The discrepancy between a woman who is infatuated and a woman who admires is simply that of a woman who needs to be loved and one who doesn’t. Immaturity is of course to blame for the incessant amount of puppy love that exists all around us, but confidence and respect, however, can be gained in the sandbox, giving the inexperience excuse absolutely no credibility. There is a significant gap between being distracted by youthful indifference from one’s faults and being naturally immune to them due to the power of true admiration, and to be buried beneath the weight of foolish obsession is to put one’s self respect up for grabs, while unreserved idolatry is admirable in itself.
The absurdity of infatuation can be traced back thousands of ages. The word stems from the Latin word infatuare meaning to make a fool of. Meanwhile admiration derives from admiratio- meaning to wonder at. The two words seem to be relatives in the origin department. The adjective of “infatuated” will mistakingly be affiliated with a person in love more often than not, but when reading wedding vows one would think being wonderfully delighted by their companions’ characteristics is much more attractive than being foolishly dumbfounded by the same.
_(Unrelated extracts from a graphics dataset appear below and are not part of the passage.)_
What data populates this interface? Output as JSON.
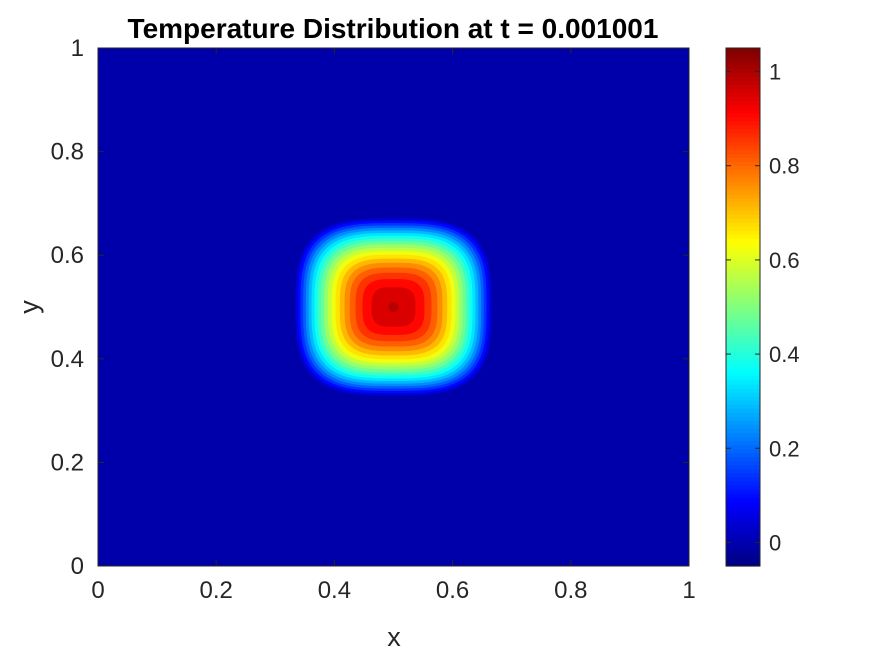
{
  "chart_data": {
    "type": "heatmap",
    "title": "Temperature Distribution at t = 0.001001",
    "xlabel": "x",
    "ylabel": "y",
    "xlim": [
      0,
      1
    ],
    "ylim": [
      0,
      1
    ],
    "x_ticks": [
      "0",
      "0.2",
      "0.4",
      "0.6",
      "0.8",
      "1"
    ],
    "y_ticks": [
      "0",
      "0.2",
      "0.4",
      "0.6",
      "0.8",
      "1"
    ],
    "grid": false,
    "colormap": "jet",
    "colorbar": {
      "position": "right",
      "range": [
        -0.05,
        1.05
      ],
      "ticks": [
        "0",
        "0.2",
        "0.4",
        "0.6",
        "0.8",
        "1"
      ]
    },
    "field": {
      "description": "Square-shaped hot spot centered at (0.5, 0.5) on a zero background",
      "center": [
        0.5,
        0.5
      ],
      "peak_value": 1.0,
      "background_value": 0.0,
      "half_width_at_background": 0.17,
      "contour_levels": 20
    }
  }
}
However, there are a multitude of scenarios that commonly annihilate the wall of separation between the two words. We cannot help but wonder if Annie is just the grown-up and matured version of Emily, or if when loving someone, no one cares if you admire them or if you are obsessed with them. Both actions have the ability to create some sort of satisfaction, and after all, isn’t that what a relationship is meant to do? In today’s society, our expectations are grand. The actions that we demand of our significant other seem to be more important than being content with the person that we are asking the endless tasks of, and the actual depth of their character. In a world of text messages instead of phone calls and social network posts instead of legitimate devotions, the word love gets lost in translation resulting in the unknowing that there is even a contrast between the words infatuation and admiration.
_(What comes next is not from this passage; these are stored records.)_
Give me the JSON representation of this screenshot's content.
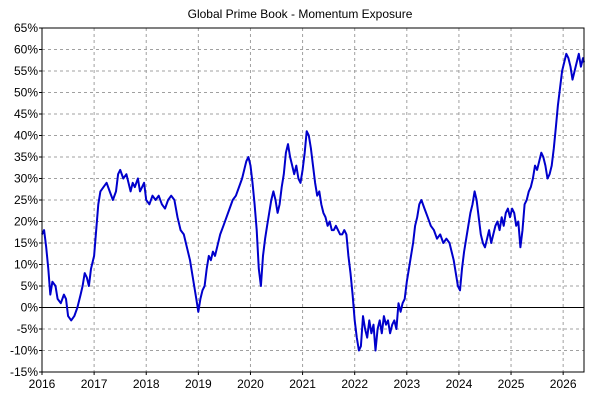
{
  "chart_data": {
    "type": "line",
    "title": "Global Prime Book - Momentum Exposure",
    "xlabel": "",
    "ylabel": "",
    "x_range": [
      2016.0,
      2026.4
    ],
    "x_ticks": [
      2016,
      2017,
      2018,
      2019,
      2020,
      2021,
      2022,
      2023,
      2024,
      2025,
      2026
    ],
    "x_tick_labels": [
      "2016",
      "2017",
      "2018",
      "2019",
      "2020",
      "2021",
      "2022",
      "2023",
      "2024",
      "2025",
      "2026"
    ],
    "ylim": [
      -15,
      65
    ],
    "y_ticks": [
      -15,
      -10,
      -5,
      0,
      5,
      10,
      15,
      20,
      25,
      30,
      35,
      40,
      45,
      50,
      55,
      60,
      65
    ],
    "y_tick_labels": [
      "-15%",
      "-10%",
      "-5%",
      "0%",
      "5%",
      "10%",
      "15%",
      "20%",
      "25%",
      "30%",
      "35%",
      "40%",
      "45%",
      "50%",
      "55%",
      "60%",
      "65%"
    ],
    "grid": true,
    "zero_line": true,
    "colors": {
      "series": "#0000cc",
      "grid": "#a0a0a0",
      "axis": "#000000"
    },
    "series": [
      {
        "values": [
          [
            2016.0,
            17
          ],
          [
            2016.04,
            18
          ],
          [
            2016.08,
            14
          ],
          [
            2016.12,
            9
          ],
          [
            2016.16,
            3
          ],
          [
            2016.2,
            6
          ],
          [
            2016.26,
            5
          ],
          [
            2016.3,
            2
          ],
          [
            2016.36,
            1
          ],
          [
            2016.42,
            3
          ],
          [
            2016.46,
            2
          ],
          [
            2016.5,
            -2
          ],
          [
            2016.56,
            -3
          ],
          [
            2016.62,
            -2
          ],
          [
            2016.68,
            0
          ],
          [
            2016.74,
            3
          ],
          [
            2016.78,
            5
          ],
          [
            2016.82,
            8
          ],
          [
            2016.86,
            7
          ],
          [
            2016.9,
            5
          ],
          [
            2016.94,
            9
          ],
          [
            2017.0,
            12
          ],
          [
            2017.04,
            18
          ],
          [
            2017.08,
            24
          ],
          [
            2017.12,
            27
          ],
          [
            2017.18,
            28
          ],
          [
            2017.24,
            29
          ],
          [
            2017.3,
            27
          ],
          [
            2017.36,
            25
          ],
          [
            2017.42,
            27
          ],
          [
            2017.46,
            31
          ],
          [
            2017.5,
            32
          ],
          [
            2017.56,
            30
          ],
          [
            2017.62,
            31
          ],
          [
            2017.66,
            29
          ],
          [
            2017.7,
            27
          ],
          [
            2017.74,
            29
          ],
          [
            2017.78,
            28
          ],
          [
            2017.84,
            30
          ],
          [
            2017.88,
            27
          ],
          [
            2017.92,
            28
          ],
          [
            2017.96,
            29
          ],
          [
            2018.0,
            25
          ],
          [
            2018.06,
            24
          ],
          [
            2018.12,
            26
          ],
          [
            2018.18,
            25
          ],
          [
            2018.24,
            26
          ],
          [
            2018.3,
            24
          ],
          [
            2018.36,
            23
          ],
          [
            2018.42,
            25
          ],
          [
            2018.48,
            26
          ],
          [
            2018.54,
            25
          ],
          [
            2018.6,
            21
          ],
          [
            2018.66,
            18
          ],
          [
            2018.72,
            17
          ],
          [
            2018.78,
            14
          ],
          [
            2018.84,
            11
          ],
          [
            2018.88,
            8
          ],
          [
            2018.92,
            5
          ],
          [
            2018.96,
            2
          ],
          [
            2019.0,
            -1
          ],
          [
            2019.04,
            2
          ],
          [
            2019.08,
            4
          ],
          [
            2019.12,
            5
          ],
          [
            2019.16,
            9
          ],
          [
            2019.2,
            12
          ],
          [
            2019.24,
            11
          ],
          [
            2019.28,
            13
          ],
          [
            2019.32,
            12
          ],
          [
            2019.36,
            14
          ],
          [
            2019.42,
            17
          ],
          [
            2019.48,
            19
          ],
          [
            2019.54,
            21
          ],
          [
            2019.6,
            23
          ],
          [
            2019.66,
            25
          ],
          [
            2019.72,
            26
          ],
          [
            2019.78,
            28
          ],
          [
            2019.84,
            30
          ],
          [
            2019.88,
            32
          ],
          [
            2019.92,
            34
          ],
          [
            2019.96,
            35
          ],
          [
            2020.0,
            33
          ],
          [
            2020.04,
            29
          ],
          [
            2020.08,
            24
          ],
          [
            2020.12,
            18
          ],
          [
            2020.16,
            9
          ],
          [
            2020.2,
            5
          ],
          [
            2020.24,
            12
          ],
          [
            2020.28,
            16
          ],
          [
            2020.32,
            19
          ],
          [
            2020.36,
            22
          ],
          [
            2020.4,
            25
          ],
          [
            2020.44,
            27
          ],
          [
            2020.48,
            25
          ],
          [
            2020.52,
            22
          ],
          [
            2020.56,
            24
          ],
          [
            2020.6,
            28
          ],
          [
            2020.64,
            31
          ],
          [
            2020.68,
            36
          ],
          [
            2020.72,
            38
          ],
          [
            2020.76,
            35
          ],
          [
            2020.8,
            33
          ],
          [
            2020.84,
            31
          ],
          [
            2020.88,
            33
          ],
          [
            2020.92,
            30
          ],
          [
            2020.96,
            29
          ],
          [
            2021.0,
            32
          ],
          [
            2021.04,
            36
          ],
          [
            2021.08,
            41
          ],
          [
            2021.12,
            40
          ],
          [
            2021.16,
            37
          ],
          [
            2021.2,
            33
          ],
          [
            2021.24,
            29
          ],
          [
            2021.28,
            26
          ],
          [
            2021.32,
            27
          ],
          [
            2021.36,
            24
          ],
          [
            2021.4,
            22
          ],
          [
            2021.44,
            21
          ],
          [
            2021.48,
            19
          ],
          [
            2021.52,
            20
          ],
          [
            2021.56,
            18
          ],
          [
            2021.6,
            18
          ],
          [
            2021.64,
            19
          ],
          [
            2021.68,
            18
          ],
          [
            2021.72,
            17
          ],
          [
            2021.76,
            17
          ],
          [
            2021.8,
            18
          ],
          [
            2021.84,
            17
          ],
          [
            2021.88,
            12
          ],
          [
            2021.92,
            8
          ],
          [
            2021.96,
            3
          ],
          [
            2022.0,
            -3
          ],
          [
            2022.04,
            -7
          ],
          [
            2022.08,
            -10
          ],
          [
            2022.12,
            -9
          ],
          [
            2022.16,
            -2
          ],
          [
            2022.2,
            -5
          ],
          [
            2022.24,
            -7
          ],
          [
            2022.28,
            -3
          ],
          [
            2022.32,
            -6
          ],
          [
            2022.36,
            -4
          ],
          [
            2022.4,
            -10
          ],
          [
            2022.44,
            -5
          ],
          [
            2022.48,
            -3
          ],
          [
            2022.52,
            -6
          ],
          [
            2022.56,
            -2
          ],
          [
            2022.6,
            -4
          ],
          [
            2022.64,
            -3
          ],
          [
            2022.68,
            -6
          ],
          [
            2022.72,
            -4
          ],
          [
            2022.76,
            -3
          ],
          [
            2022.8,
            -5
          ],
          [
            2022.84,
            1
          ],
          [
            2022.88,
            -1
          ],
          [
            2022.92,
            1
          ],
          [
            2022.96,
            2
          ],
          [
            2023.0,
            6
          ],
          [
            2023.04,
            9
          ],
          [
            2023.08,
            12
          ],
          [
            2023.12,
            15
          ],
          [
            2023.16,
            19
          ],
          [
            2023.2,
            21
          ],
          [
            2023.24,
            24
          ],
          [
            2023.28,
            25
          ],
          [
            2023.34,
            23
          ],
          [
            2023.4,
            21
          ],
          [
            2023.46,
            19
          ],
          [
            2023.52,
            18
          ],
          [
            2023.58,
            16
          ],
          [
            2023.64,
            17
          ],
          [
            2023.7,
            15
          ],
          [
            2023.76,
            16
          ],
          [
            2023.82,
            15
          ],
          [
            2023.86,
            13
          ],
          [
            2023.9,
            11
          ],
          [
            2023.94,
            8
          ],
          [
            2023.98,
            5
          ],
          [
            2024.02,
            4
          ],
          [
            2024.06,
            9
          ],
          [
            2024.1,
            13
          ],
          [
            2024.14,
            16
          ],
          [
            2024.18,
            19
          ],
          [
            2024.22,
            22
          ],
          [
            2024.26,
            24
          ],
          [
            2024.3,
            27
          ],
          [
            2024.34,
            25
          ],
          [
            2024.38,
            21
          ],
          [
            2024.42,
            17
          ],
          [
            2024.46,
            15
          ],
          [
            2024.5,
            14
          ],
          [
            2024.54,
            16
          ],
          [
            2024.58,
            18
          ],
          [
            2024.62,
            15
          ],
          [
            2024.66,
            17
          ],
          [
            2024.7,
            19
          ],
          [
            2024.74,
            20
          ],
          [
            2024.78,
            18
          ],
          [
            2024.82,
            21
          ],
          [
            2024.86,
            19
          ],
          [
            2024.9,
            22
          ],
          [
            2024.94,
            23
          ],
          [
            2024.98,
            21
          ],
          [
            2025.02,
            23
          ],
          [
            2025.06,
            22
          ],
          [
            2025.1,
            19
          ],
          [
            2025.14,
            20
          ],
          [
            2025.18,
            14
          ],
          [
            2025.22,
            18
          ],
          [
            2025.26,
            24
          ],
          [
            2025.3,
            25
          ],
          [
            2025.34,
            27
          ],
          [
            2025.38,
            28
          ],
          [
            2025.42,
            30
          ],
          [
            2025.46,
            33
          ],
          [
            2025.5,
            32
          ],
          [
            2025.54,
            34
          ],
          [
            2025.58,
            36
          ],
          [
            2025.62,
            35
          ],
          [
            2025.66,
            33
          ],
          [
            2025.7,
            30
          ],
          [
            2025.74,
            31
          ],
          [
            2025.78,
            33
          ],
          [
            2025.82,
            37
          ],
          [
            2025.86,
            42
          ],
          [
            2025.9,
            47
          ],
          [
            2025.94,
            51
          ],
          [
            2025.98,
            55
          ],
          [
            2026.02,
            57
          ],
          [
            2026.06,
            59
          ],
          [
            2026.1,
            58
          ],
          [
            2026.14,
            56
          ],
          [
            2026.18,
            53
          ],
          [
            2026.22,
            55
          ],
          [
            2026.26,
            57
          ],
          [
            2026.3,
            59
          ],
          [
            2026.34,
            56
          ],
          [
            2026.38,
            58
          ],
          [
            2026.4,
            57
          ]
        ]
      }
    ]
  }
}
The blur between the two is impossible to ever fully erase, but the words continue to stand forcefully on their own- defining two types of women and men. There are those whom will learn to like a person by refusing to deal with their dirty laundry, and there are those who will hand wash all of it in the sink. The prideful and the selfish are the people who establish affection for only those who adore them in return, while respect is given to those whose affections are not consumed by impacting realities. The Emily’s of the world will kick down an ugly sandcastle, while the Annie’s will build a second floor.